Based on various passages in both the Hebrew and Greek scriptures, “indignation” (or “wrath”) is one of several words used by the authors of scripture (including, but not limited to, “anger” and “fury”) to refer to the just response of God to the disobedience and unbelief of his creatures, and which involves punishment inflicted, or retribution exacted, for wrongdoing. In other words, it is the response of God to sin and unbelief that involves “vengeance.” Paul makes this connection between God’s indignation and vengeance clear in Romans 12:19: “Being at peace with all mankind, you are not avenging yourselves, beloved, but be giving place to His indignation, for it is written, ‘Mine is vengeance! I will repay!’ the Lord is saying.”
We know that God’s indignation has been expressed in many ways in times past through various calamities and plagues on earth, both on a collective and an individual level. Such examples of God’s indignation being manifested against the wicked include the worldwide flood of Noah’s day (Gen. 6-8), the destruction of Sodom (Gen. 19), the ten plagues which preceded the exodus (Ex. 7-12; cf. Psalm 78:43-49), the destruction of Korah and his company (Num. 16), and the curses with which God threatened Israel for disobedience/breaking covenant (Deut. 28:15-68; 29:27-28). As with these and many other past times and events, the day of the Lord will (initially) be a time period during which God’s indignation is manifested against the inhabitants of the earth.

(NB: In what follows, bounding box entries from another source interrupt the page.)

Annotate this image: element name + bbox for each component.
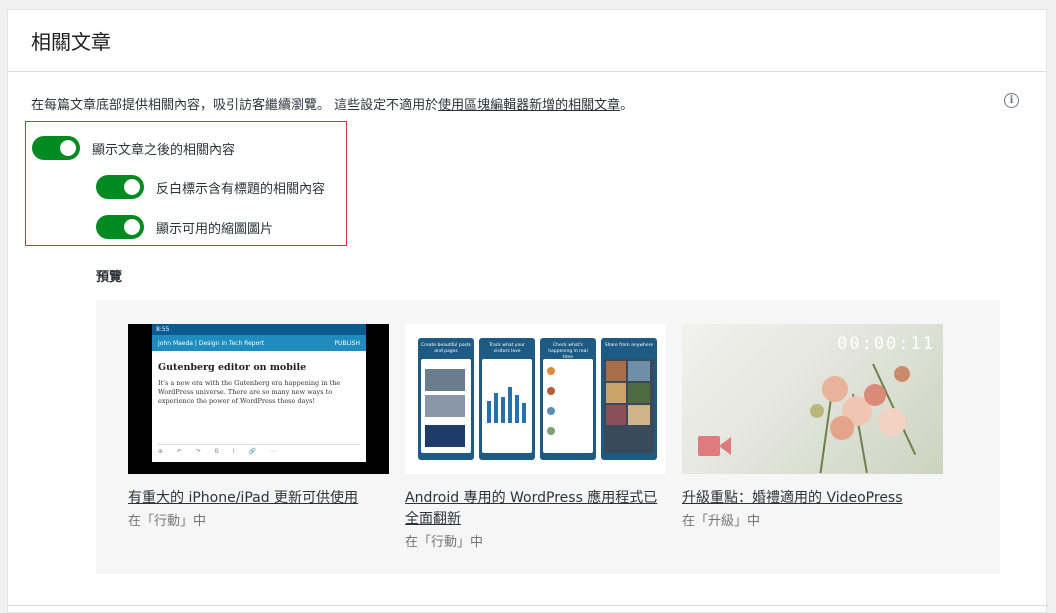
screenshot-caption: Share from anywhere <box>604 343 654 348</box>
page-title: 相關文章 <box>31 30 111 54</box>
phone-screenshot: 8:55 John Maeda | Design in Tech Report … <box>152 324 366 462</box>
phone-status-bar: 8:55 <box>152 324 366 335</box>
app-bar-title: John Maeda | Design in Tech Report <box>158 339 265 347</box>
toggle-knob <box>60 140 76 156</box>
avatar <box>547 407 555 415</box>
thumbnails-toggle[interactable] <box>96 215 144 239</box>
screenshot-screen <box>604 359 654 453</box>
toggle-knob <box>124 219 140 235</box>
screenshot-screen <box>421 359 471 453</box>
app-bar-action: PUBLISH <box>334 339 360 347</box>
screenshot-caption: Check what's happening in real time <box>548 343 588 360</box>
stats-bar <box>515 395 519 423</box>
preview-item-title[interactable]: 有重大的 iPhone/iPad 更新可供使用 <box>128 488 389 509</box>
app-screenshot-3: Check what's happening in real time <box>540 338 596 460</box>
highlight-headings-label: 反白標示含有標題的相關內容 <box>156 181 326 197</box>
preview-item-meta: 在「行動」中 <box>128 514 207 529</box>
stats-bar <box>487 401 491 423</box>
flower <box>822 376 848 402</box>
screenshot-photo <box>425 395 465 417</box>
stats-bar <box>522 403 526 423</box>
grid-photo <box>628 361 650 381</box>
doc-heading: Gutenberg editor on mobile <box>158 362 307 373</box>
grid-photo <box>628 405 650 425</box>
preview-label: 預覽 <box>96 270 123 285</box>
grid-photo <box>628 383 650 403</box>
grid-photo <box>606 361 626 381</box>
avatar <box>547 367 555 375</box>
thumbnails-label: 顯示可用的縮圖圖片 <box>156 221 274 237</box>
related-posts-card: 相關文章 在每篇文章底部提供相關內容，吸引訪客繼續瀏覽。 這些設定不適用於使用區… <box>7 9 1048 613</box>
preview-thumbnail-3[interactable]: 00:00:11 <box>682 324 943 474</box>
preview-item-meta: 在「升級」中 <box>682 514 761 529</box>
toggle-row-highlight-headings: 反白標示含有標題的相關內容 <box>96 175 325 199</box>
avatar <box>547 387 555 395</box>
video-camera-icon <box>698 436 720 456</box>
stats-bar <box>508 387 512 423</box>
stats-bar <box>501 397 505 423</box>
preview-item-title[interactable]: 升級重點：婚禮適用的 VideoPress <box>682 488 943 509</box>
preview-thumbnail-2[interactable]: Create beautiful posts and pages Track w… <box>405 324 666 474</box>
screenshot-photo <box>425 369 465 391</box>
video-timer: 00:00:11 <box>837 334 935 354</box>
preview-item-title[interactable]: Android 專用的 WordPress 應用程式已全面翻新 <box>405 488 666 530</box>
footer-divider <box>8 605 1048 606</box>
grid-photo <box>606 405 626 425</box>
flower <box>810 404 824 418</box>
preview-item-2: Create beautiful posts and pages Track w… <box>405 324 666 550</box>
flower <box>894 366 910 382</box>
preview-item-3: 00:00:11 升級重點：婚禮適用的 VideoPress 在「升級」中 <box>682 324 943 529</box>
flower <box>830 416 854 440</box>
card-header: 相關文章 <box>8 10 1046 72</box>
doc-paragraph: It's a new era with the Gutenberg era ha… <box>158 379 341 405</box>
toggle-knob <box>124 179 140 195</box>
show-related-toggle[interactable] <box>32 136 80 160</box>
editor-toolbar: ⊕ ↶ ↷ B I 🔗 ⋯ <box>158 444 360 456</box>
show-related-label: 顯示文章之後的相關內容 <box>92 142 236 158</box>
preview-item-1: 8:55 John Maeda | Design in Tech Report … <box>128 324 389 529</box>
screenshot-screen <box>543 359 593 453</box>
app-screenshot-1: Create beautiful posts and pages <box>418 338 474 460</box>
flower <box>878 408 906 436</box>
screenshot-photo <box>425 425 465 447</box>
toggle-row-show-related: 顯示文章之後的相關內容 <box>32 136 235 160</box>
info-icon[interactable]: i <box>1004 93 1019 108</box>
stats-bar <box>494 393 498 423</box>
video-camera-icon-lens <box>719 437 731 455</box>
app-screenshot-4: Share from anywhere <box>601 338 657 460</box>
preview-thumbnail-1[interactable]: 8:55 John Maeda | Design in Tech Report … <box>128 324 389 474</box>
description: 在每篇文章底部提供相關內容，吸引訪客繼續瀏覽。 這些設定不適用於使用區塊編輯器新… <box>31 94 633 113</box>
screenshot-caption: Create beautiful posts and pages <box>421 343 471 354</box>
screenshot-screen <box>482 359 532 453</box>
phone-app-bar: John Maeda | Design in Tech Report PUBLI… <box>152 335 366 351</box>
flower <box>864 384 886 406</box>
toggle-row-thumbnails: 顯示可用的縮圖圖片 <box>96 215 273 239</box>
avatar <box>547 427 555 435</box>
description-text: 在每篇文章底部提供相關內容，吸引訪客繼續瀏覽。 這些設定不適用於 <box>31 98 439 113</box>
description-suffix: 。 <box>620 98 634 113</box>
highlight-headings-toggle[interactable] <box>96 175 144 199</box>
preview-box: 8:55 John Maeda | Design in Tech Report … <box>96 300 1000 574</box>
block-editor-related-posts-link[interactable]: 使用區塊編輯器新增的相關文章 <box>438 98 620 113</box>
grid-photo <box>606 383 626 403</box>
screenshot-caption: Track what your visitors love <box>489 343 525 354</box>
preview-item-meta: 在「行動」中 <box>405 535 484 550</box>
app-screenshot-2: Track what your visitors love <box>479 338 535 460</box>
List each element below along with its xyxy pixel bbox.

The “light” part of the day of the Lord will begin after Christ has returned and destroyed the enemies of God’s earthly people (Joel 3:17-21; Zech. 14:6-9), and will be the nature of the day of the Lord during the millennial reign of Christ (when, in fulfillment of the disciples’ question in Acts 1:6, the kingdom is finally restored to Israel). This positive and blessing-filled aspect of the day of the Lord is, of course, a subject of great importance; however, for the purpose of this study, we will be focusing on the aspect of the day of the Lord that will be characterized by “darkness” (calamity and affliction).
If John had in mind here the future period of time during which God will begin intervening in world affairs to judge the inhabitants of the earth and restore the kingdom to Israel, his wording makes much more sense. John would be saying that, by means of a vision (“in spirit”), he came to be in the future day of the Lord, and saw what was going to take place during this time. If this is so, then the implication is that this future “day” will include all of the prophesied events and judgments that John subsequently describes as leading up to Christ’s return (as well as the events taking place afterword, until the passing away of the present heaven and earth).